加拿大急诊室大夫布莱恩·高德曼(Brian Goldman)以一个医生的角度:“重点是,在一个医疗知识以两到三年为单位成倍增长的医院体系中,我们无法紧跟着这些知识的增长。睡眠不足的情形绝对是非常普遍的,而我们也无法摆脱这个问题。我们自己的直觉偏差也会直接影响到我们的结论。比如说,我可以为一位胸痛的病人记录下完美的病历。但如果这位同样的胸痛的病人当时胡言乱语再加上呼吸带着些许的酒精味的话,我写下的病历便会挟带着些许的轻蔑。而这份病历便会截然不同。我不是机器人,不会每次都做同样的事情。我的病患也不是车子,他们不会每次都用相同的方式去描述他们的症状。因此错误是无可避免的。如果真像我被教导的体系那般赶出所有出错的医护专业人员,那么这个领域便不会有人留下。”

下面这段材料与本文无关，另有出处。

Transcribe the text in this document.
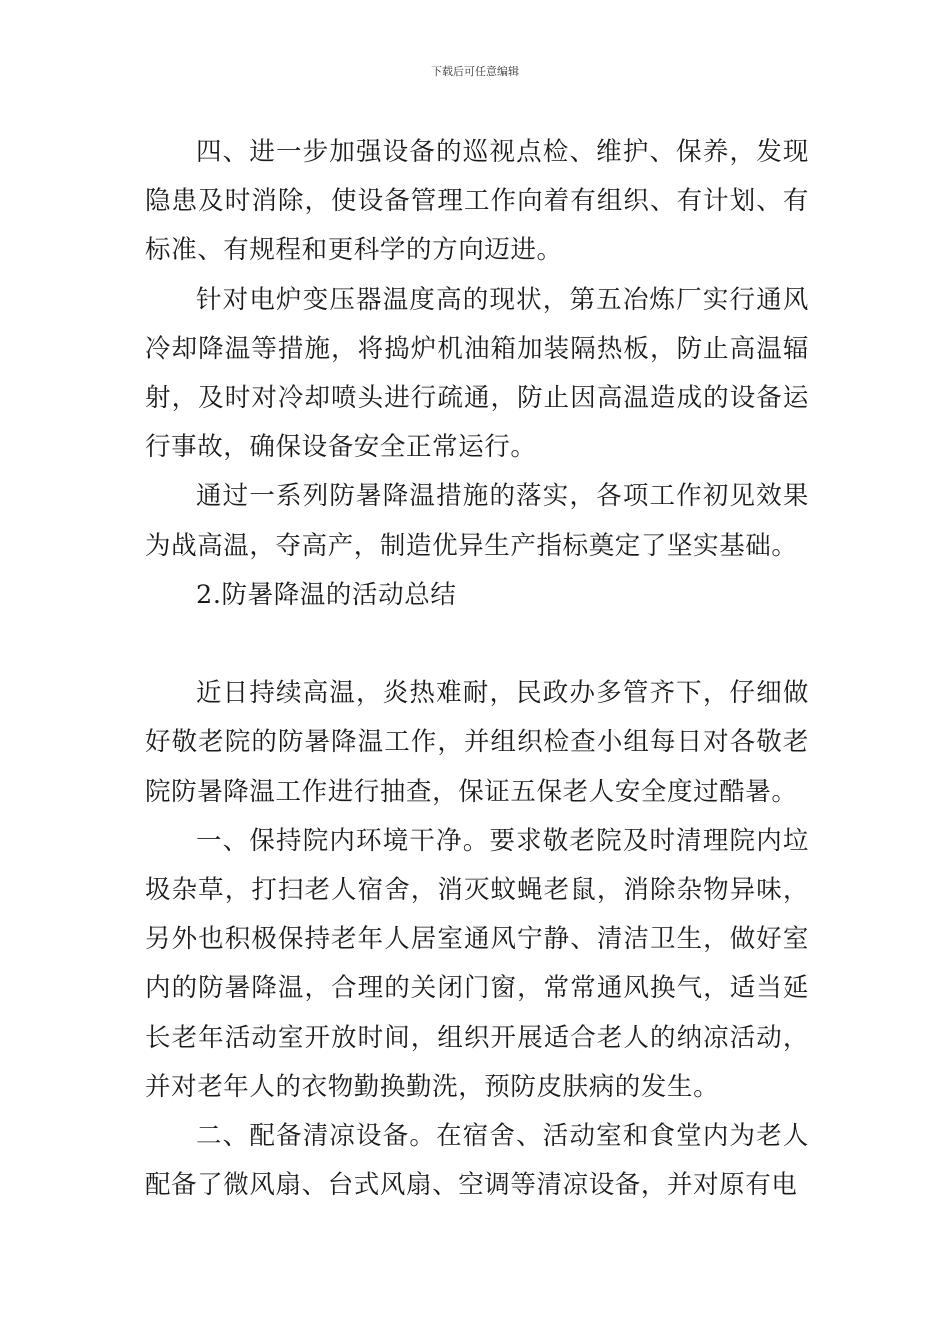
下载后可任意编辑

四、进一步加强设备的巡视点检、维护、保养，发现隐患及时消除，使设备管理工作向着有组织、有计划、有标准、有规程和更科学的方向迈进。

针对电炉变压器温度高的现状，第五冶炼厂实行通风冷却降温等措施，将捣炉机油箱加装隔热板，防止高温辐射，及时对冷却喷头进行疏通，防止因高温造成的设备运行事故，确保设备安全正常运行。

通过一系列防暑降温措施的落实，各项工作初见效果为战高温，夺高产，制造优异生产指标奠定了坚实基础。

2.防暑降温的活动总结

近日持续高温，炎热难耐，民政办多管齐下，仔细做好敬老院的防暑降温工作，并组织检查小组每日对各敬老院防暑降温工作进行抽查，保证五保老人安全度过酷暑。

一、保持院内环境干净。要求敬老院及时清理院内垃圾杂草，打扫老人宿舍，消灭蚊蝇老鼠，消除杂物异味，另外也积极保持老年人居室通风宁静、清洁卫生，做好室内的防暑降温，合理的关闭门窗，常常通风换气，适当延长老年活动室开放时间，组织开展适合老人的纳凉活动，并对老年人的衣物勤换勤洗，预防皮肤病的发生。

二、配备清凉设备。在宿舍、活动室和食堂内为老人配备了微风扇、台式风扇、空调等清凉设备，并对原有电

这一切都是医学的真相,但它对于患者来说极为残酷。葛文德指出了医患都无法逃脱的临床医学悖论:“如果一个体系的正常运作必须依赖完美的表现,那么很多错误会伺机冒出来。”即使人们能够从理智上接受孰能无过的事实,但从感情上他们能够接受由患者付出代价的现实吗?

被消解的病人

医患关系的紧张是现代医学中的一个普遍现象。香农·布朗利(Shannon Brownlee)指出研究显示,在最近三十年中,美国患者对医生的满意度以及对医疗质量认可度急速下降。在网络上,他们对医生的抱怨和中国病人并没有太多区别:被医生们匆忙赶出诊室而错过了重要的诊断,看病诊察时医生的盯着计算机屏幕而从未认真看看病人,不愿意听患者的诉说等等。
罗伊·波特 (Roy Portey) 在《剑桥医学史》中说,现代医学停止了给予病人自己想要得东西。当病人对新药感激不尽的同时,对开这些药的医生也越来越不满意。在这个时候,医生头上的胜利桂冠被摘走,对立情绪也进入医患关系之中。

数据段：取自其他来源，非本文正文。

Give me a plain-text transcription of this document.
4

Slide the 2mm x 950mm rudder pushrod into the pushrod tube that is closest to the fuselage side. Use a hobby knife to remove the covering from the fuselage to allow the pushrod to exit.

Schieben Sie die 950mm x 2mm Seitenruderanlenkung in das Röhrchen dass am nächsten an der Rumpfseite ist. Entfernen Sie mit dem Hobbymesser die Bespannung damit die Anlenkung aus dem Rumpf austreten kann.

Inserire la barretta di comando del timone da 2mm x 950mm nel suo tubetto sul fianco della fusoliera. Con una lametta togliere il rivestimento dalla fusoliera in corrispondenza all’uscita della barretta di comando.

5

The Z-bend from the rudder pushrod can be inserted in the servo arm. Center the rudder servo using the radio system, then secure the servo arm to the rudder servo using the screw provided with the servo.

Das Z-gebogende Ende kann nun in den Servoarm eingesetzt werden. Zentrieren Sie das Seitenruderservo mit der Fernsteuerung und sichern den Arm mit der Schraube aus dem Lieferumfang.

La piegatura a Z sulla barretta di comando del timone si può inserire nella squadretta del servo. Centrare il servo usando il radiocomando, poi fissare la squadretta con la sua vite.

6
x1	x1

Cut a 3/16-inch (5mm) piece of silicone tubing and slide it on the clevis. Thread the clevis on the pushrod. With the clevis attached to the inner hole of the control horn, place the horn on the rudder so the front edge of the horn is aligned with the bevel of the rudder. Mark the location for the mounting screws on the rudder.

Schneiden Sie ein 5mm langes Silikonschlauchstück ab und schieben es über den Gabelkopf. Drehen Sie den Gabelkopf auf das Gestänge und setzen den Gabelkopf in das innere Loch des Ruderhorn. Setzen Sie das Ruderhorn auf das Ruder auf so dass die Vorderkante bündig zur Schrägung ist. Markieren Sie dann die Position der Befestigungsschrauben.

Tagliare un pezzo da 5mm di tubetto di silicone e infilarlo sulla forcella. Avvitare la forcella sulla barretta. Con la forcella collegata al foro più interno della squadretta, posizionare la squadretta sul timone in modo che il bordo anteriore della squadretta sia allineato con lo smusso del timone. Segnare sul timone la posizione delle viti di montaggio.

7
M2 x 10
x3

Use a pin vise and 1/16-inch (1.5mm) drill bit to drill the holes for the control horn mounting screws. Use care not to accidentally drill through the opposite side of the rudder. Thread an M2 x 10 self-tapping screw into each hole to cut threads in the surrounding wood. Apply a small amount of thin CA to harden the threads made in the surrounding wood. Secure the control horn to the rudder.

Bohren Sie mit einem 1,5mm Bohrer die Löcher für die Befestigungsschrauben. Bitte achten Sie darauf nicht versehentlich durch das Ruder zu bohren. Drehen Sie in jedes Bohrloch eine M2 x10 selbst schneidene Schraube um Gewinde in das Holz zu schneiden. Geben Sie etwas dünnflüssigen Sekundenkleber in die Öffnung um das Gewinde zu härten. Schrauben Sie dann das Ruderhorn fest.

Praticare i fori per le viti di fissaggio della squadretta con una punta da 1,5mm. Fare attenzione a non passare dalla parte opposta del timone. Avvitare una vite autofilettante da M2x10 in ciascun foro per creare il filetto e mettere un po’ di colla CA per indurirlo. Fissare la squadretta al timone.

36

那种医学原本给予病人却又抽走的东西是什么呢?英国莱斯特大学社会学家尤森 (N.D.Jewson)提出一种观点:在现代科学的发展过程中,病人消失了。
在人类历史的很长时间里,医生们都在努力提出一种认识疾病的方法论。17 世纪的法国哲学家笛卡尔认为,要了解这个世界,必须将一个复杂问题尽可能细分为许多简单的部分,对每一个部分都加以测量,无法测量的部分必须把它分解为可以测量的形式。他在《论人》和《论胎儿的形成》两本书提出,人的各种器官就同钟表里的齿轮和发条一样拨上弦它就能动,血液循环就是发动力。1933 年美国芝加哥世界博览会上,展览馆的入门处安放了一架巨大的透明人体模型,其内脏透明可见。主办方说,这个模型完全采用了最先进的机电零部件,并告知观众可以由这些部件来完成一切生理功能。
如果人体就像机器一样,那么对人体的不断拆分研究也就可能最终解答疾病之迷。笛卡尔的机械论启发了医学家们。

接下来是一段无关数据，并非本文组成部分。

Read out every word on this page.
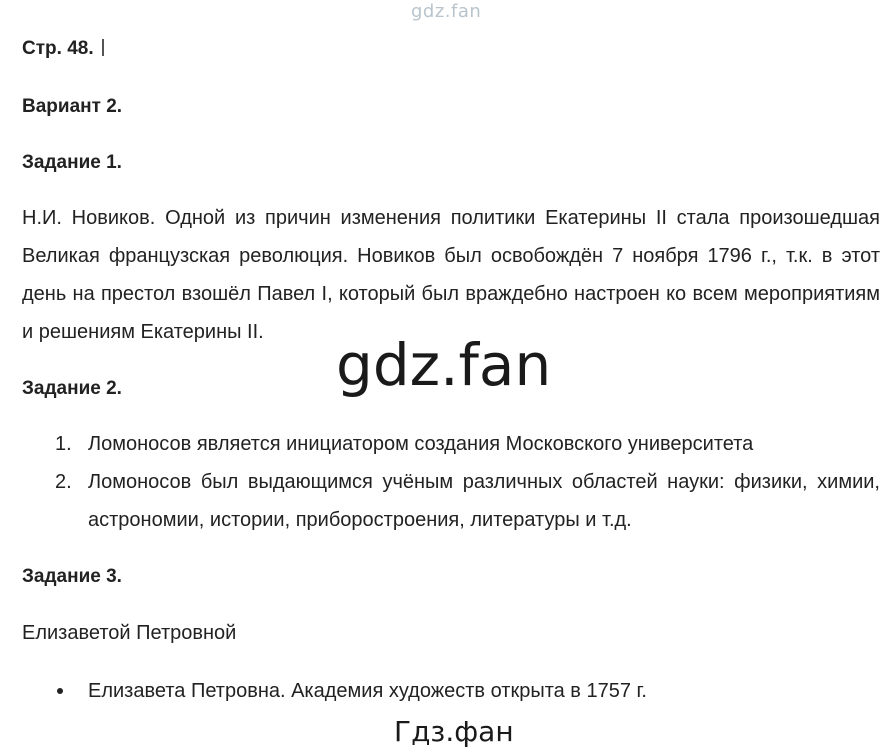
gdz.fan
Стр. 48.
Вариант 2.
Задание 1.
Н.И. Новиков. Одной из причин изменения политики Екатерины II стала произошедшая Великая французская революция. Новиков был освобождён 7 ноября 1796 г., т.к. в этот день на престол взошёл Павел I, который был враждебно настроен ко всем мероприятиям и решениям Екатерины II.	gdz.fan
Задание 2.
1. Ломоносов является инициатором создания Московского университета
2. Ломоносов был выдающимся учёным различных областей науки: физики, химии, астрономии, истории, приборостроения, литературы и т.д.
Задание 3.
Елизаветой Петровной
Елизавета Петровна. Академия художеств открыта в 1757 г.
Гдз.фан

临床医学发展过程中最重要的转折点是病理解剖学的建立。18 世纪初,在博洛尼亚大学,医学家莫尔加尼(Giovanne BattistaMorgagni)认为,病人临床上出现的症状,是因为与之相关的部位或器官发生了病变。他做过近 700 例尸体解剖,将生前找他看病的病人的症状与其死后的病理解剖联系起来,总结在《由解剖观察诸病位置与原因》这本书中,该书被誉为病理解剖学的奠基之作。在书中,莫尔加尼提出了一个非常重要的观点,就是“病灶”。“病灶”就像是机器里损坏的那个点。从此,西方医学就进入到了寻找病灶的还原论逻辑之中。
生理学家们把人体这架机器拆开,研究每个部件的功能,从 500 年前用肉眼细致观察器官和组织,到 300 年前用显微镜观察细胞和细菌,到 50 年前用电子显微镜直接拍摄蛋白质分子和病毒的形态。这种研究路径对临床医学也产生了深刻的影响。
尤森认为,医学知识改变了医疗关系。法国大革命后巴黎医院的改革,形成了新的医院医学,理学检查和病理解剖在医疗中占据中心地位,从前医生十分注重的病人自述和生活史不再是诊断和解释疾病发生原因的重要依据。理学检查可以发现病因,病理解剖可以证实身体组织的病变。过去整体而又具有个性的“病人”(sick man),到了医院医学阶段已经化约为各个器官与组织。19 世纪实验室在德国兴起,疾病的诊断解释更是化约为细胞和生化反应的微观层次,病人的自述和治疗想法在就诊过程中更加无足轻重了。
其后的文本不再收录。